Strong leadership has always been at the forefront of every cultural movement. If a safety culture is to permeate every business across Ontario, what leadership qualities are necessary in order to make this a reality?
A culture of safety starts at the top. Today’s leaders and employers must have a strong commitment to healthy and safe workplaces and encourage employees and employers to work together to achieve that goal.
I’m currently optimistic because I believe many organizations today have leaders who are committed to health and safety. I have had the opportunity to meet with many employers across the province and have been impressed with their health and safety achievements. I have met strongly committed individuals within each of these workplaces who have worked hard and in collaboration with their colleagues to successfully reduce the number of incidences and lost time injuries and illnesses. A strong commitment from both the health and safety manager as well as the President is paramount in improving an organization’s health and safety performance.

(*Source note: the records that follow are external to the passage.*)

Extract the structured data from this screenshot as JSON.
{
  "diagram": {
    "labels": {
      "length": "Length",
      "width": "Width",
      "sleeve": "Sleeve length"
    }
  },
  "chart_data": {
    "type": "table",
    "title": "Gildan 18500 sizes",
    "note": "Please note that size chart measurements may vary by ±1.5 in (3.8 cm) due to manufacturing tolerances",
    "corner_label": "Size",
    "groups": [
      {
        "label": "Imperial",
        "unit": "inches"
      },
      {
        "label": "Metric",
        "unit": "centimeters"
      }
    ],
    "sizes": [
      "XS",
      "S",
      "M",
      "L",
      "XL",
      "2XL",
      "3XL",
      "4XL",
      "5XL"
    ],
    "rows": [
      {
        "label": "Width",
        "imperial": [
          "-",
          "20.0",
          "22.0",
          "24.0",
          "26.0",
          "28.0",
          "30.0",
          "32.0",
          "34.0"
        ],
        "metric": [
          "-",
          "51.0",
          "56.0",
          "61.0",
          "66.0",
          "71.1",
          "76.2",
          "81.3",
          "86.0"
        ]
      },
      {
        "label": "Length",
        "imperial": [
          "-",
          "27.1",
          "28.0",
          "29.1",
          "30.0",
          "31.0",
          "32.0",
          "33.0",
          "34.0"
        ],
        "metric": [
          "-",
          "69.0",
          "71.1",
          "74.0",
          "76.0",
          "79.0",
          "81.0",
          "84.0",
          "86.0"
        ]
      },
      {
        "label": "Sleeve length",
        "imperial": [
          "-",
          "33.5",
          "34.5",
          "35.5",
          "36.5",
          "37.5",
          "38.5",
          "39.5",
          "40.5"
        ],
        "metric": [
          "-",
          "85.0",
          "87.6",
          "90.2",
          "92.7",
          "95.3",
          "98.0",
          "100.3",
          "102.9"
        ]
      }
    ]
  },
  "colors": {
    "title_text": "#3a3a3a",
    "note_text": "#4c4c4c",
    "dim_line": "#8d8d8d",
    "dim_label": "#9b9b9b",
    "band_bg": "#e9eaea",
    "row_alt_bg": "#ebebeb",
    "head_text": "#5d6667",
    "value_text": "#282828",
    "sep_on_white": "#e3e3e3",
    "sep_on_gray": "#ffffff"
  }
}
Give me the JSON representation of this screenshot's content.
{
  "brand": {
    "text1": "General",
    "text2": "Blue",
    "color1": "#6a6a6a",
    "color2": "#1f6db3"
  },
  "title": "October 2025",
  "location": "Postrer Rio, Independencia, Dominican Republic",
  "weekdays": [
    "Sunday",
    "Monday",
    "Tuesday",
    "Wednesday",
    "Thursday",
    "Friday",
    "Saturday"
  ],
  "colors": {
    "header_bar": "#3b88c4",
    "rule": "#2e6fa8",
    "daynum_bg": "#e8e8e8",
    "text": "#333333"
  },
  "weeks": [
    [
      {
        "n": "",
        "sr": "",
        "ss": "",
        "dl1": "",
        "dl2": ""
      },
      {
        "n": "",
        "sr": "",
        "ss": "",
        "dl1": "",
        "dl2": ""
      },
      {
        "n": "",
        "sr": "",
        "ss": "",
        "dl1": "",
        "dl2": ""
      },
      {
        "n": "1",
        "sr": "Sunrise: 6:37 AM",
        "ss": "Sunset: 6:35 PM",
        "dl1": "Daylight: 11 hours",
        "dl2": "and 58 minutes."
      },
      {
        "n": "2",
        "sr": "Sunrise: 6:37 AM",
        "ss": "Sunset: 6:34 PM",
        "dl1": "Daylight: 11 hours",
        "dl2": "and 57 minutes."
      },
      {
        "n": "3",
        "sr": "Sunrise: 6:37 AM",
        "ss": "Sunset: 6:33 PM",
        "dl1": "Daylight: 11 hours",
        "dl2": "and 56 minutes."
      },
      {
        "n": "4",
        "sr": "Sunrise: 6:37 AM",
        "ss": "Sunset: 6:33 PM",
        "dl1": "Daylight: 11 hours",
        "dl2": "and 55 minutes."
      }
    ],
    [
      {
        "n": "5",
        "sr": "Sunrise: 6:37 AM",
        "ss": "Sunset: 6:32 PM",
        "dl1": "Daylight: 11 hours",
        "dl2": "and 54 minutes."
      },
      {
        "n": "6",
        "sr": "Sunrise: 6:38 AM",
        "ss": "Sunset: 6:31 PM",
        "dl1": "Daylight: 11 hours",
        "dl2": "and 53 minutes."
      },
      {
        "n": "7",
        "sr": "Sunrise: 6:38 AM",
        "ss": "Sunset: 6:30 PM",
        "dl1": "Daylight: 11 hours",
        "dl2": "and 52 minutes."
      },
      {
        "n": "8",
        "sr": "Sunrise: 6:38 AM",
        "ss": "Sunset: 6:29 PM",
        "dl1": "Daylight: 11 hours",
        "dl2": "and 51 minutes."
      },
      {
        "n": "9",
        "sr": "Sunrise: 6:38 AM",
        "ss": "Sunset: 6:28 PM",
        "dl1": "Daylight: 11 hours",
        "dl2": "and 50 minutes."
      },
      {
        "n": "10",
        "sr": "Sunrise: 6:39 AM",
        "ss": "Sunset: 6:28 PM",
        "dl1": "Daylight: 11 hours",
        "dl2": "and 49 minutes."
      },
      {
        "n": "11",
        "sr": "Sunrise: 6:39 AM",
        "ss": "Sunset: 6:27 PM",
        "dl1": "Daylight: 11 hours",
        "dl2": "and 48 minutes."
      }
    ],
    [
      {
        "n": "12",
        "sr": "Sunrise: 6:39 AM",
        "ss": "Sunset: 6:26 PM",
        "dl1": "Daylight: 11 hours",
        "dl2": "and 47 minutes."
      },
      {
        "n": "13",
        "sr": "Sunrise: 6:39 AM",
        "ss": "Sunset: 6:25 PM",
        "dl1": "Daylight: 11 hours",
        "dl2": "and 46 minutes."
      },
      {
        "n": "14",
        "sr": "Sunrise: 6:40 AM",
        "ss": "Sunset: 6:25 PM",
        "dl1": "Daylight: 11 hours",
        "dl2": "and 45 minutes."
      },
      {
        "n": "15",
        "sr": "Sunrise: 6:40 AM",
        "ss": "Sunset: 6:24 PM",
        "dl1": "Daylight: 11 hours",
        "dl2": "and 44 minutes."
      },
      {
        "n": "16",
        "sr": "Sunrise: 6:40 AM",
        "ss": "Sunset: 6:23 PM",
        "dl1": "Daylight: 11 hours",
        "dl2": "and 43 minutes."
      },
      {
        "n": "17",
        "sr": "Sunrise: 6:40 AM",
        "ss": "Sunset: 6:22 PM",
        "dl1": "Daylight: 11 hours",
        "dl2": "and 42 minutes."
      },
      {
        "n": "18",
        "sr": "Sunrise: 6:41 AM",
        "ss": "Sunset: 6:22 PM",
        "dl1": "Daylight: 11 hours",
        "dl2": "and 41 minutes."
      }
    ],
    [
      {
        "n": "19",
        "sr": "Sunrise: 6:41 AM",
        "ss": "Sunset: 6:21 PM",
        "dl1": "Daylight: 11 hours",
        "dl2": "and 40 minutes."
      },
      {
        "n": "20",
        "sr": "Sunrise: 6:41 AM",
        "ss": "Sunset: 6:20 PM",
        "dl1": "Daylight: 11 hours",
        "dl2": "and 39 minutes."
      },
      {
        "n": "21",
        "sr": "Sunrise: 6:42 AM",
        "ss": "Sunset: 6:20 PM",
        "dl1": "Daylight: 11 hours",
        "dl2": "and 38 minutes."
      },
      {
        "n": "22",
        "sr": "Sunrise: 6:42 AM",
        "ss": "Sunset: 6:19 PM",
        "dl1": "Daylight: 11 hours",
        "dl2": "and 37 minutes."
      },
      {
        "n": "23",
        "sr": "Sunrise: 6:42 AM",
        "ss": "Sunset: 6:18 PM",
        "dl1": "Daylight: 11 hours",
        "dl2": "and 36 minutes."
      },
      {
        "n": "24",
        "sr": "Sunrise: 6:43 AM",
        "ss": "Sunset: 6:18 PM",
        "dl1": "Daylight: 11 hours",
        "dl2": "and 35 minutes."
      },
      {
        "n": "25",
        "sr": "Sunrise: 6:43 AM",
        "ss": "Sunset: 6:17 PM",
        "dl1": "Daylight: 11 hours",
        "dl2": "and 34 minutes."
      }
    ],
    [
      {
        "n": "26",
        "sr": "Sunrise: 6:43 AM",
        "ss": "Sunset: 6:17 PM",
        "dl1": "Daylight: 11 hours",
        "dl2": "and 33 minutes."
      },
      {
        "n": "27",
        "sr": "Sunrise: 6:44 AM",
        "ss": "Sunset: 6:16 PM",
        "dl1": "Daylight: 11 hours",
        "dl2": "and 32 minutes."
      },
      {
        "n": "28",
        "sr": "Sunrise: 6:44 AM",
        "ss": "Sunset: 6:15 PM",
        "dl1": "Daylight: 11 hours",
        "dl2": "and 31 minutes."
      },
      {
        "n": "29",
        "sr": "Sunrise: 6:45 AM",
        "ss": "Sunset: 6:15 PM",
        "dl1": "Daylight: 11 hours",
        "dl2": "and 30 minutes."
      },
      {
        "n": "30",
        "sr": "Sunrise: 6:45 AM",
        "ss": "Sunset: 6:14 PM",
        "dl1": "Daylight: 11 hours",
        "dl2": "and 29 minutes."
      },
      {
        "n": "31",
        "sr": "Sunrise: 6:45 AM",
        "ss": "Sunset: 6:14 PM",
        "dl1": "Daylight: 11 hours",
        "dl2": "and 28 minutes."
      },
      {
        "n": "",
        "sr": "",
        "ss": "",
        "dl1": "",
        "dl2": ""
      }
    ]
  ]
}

What role do you think WSIB plays in making our province a better place to live and work?
We have a key role in making our province a better place to live and work and we do place a high priority on healthy and safe workplaces. Our Board continues to consider what more we can do to ensure that we are delivering on that part of our mandate that relates to health and safety. We work in collaboration with the Ministry of Labour and the Chief Prevention Officer on the prevention of injuries and illness. We will continue to look for more opportunities to support and encourage Ontario’s workplaces to improve their health and safety outcomes to make Ontario a better place to live and work.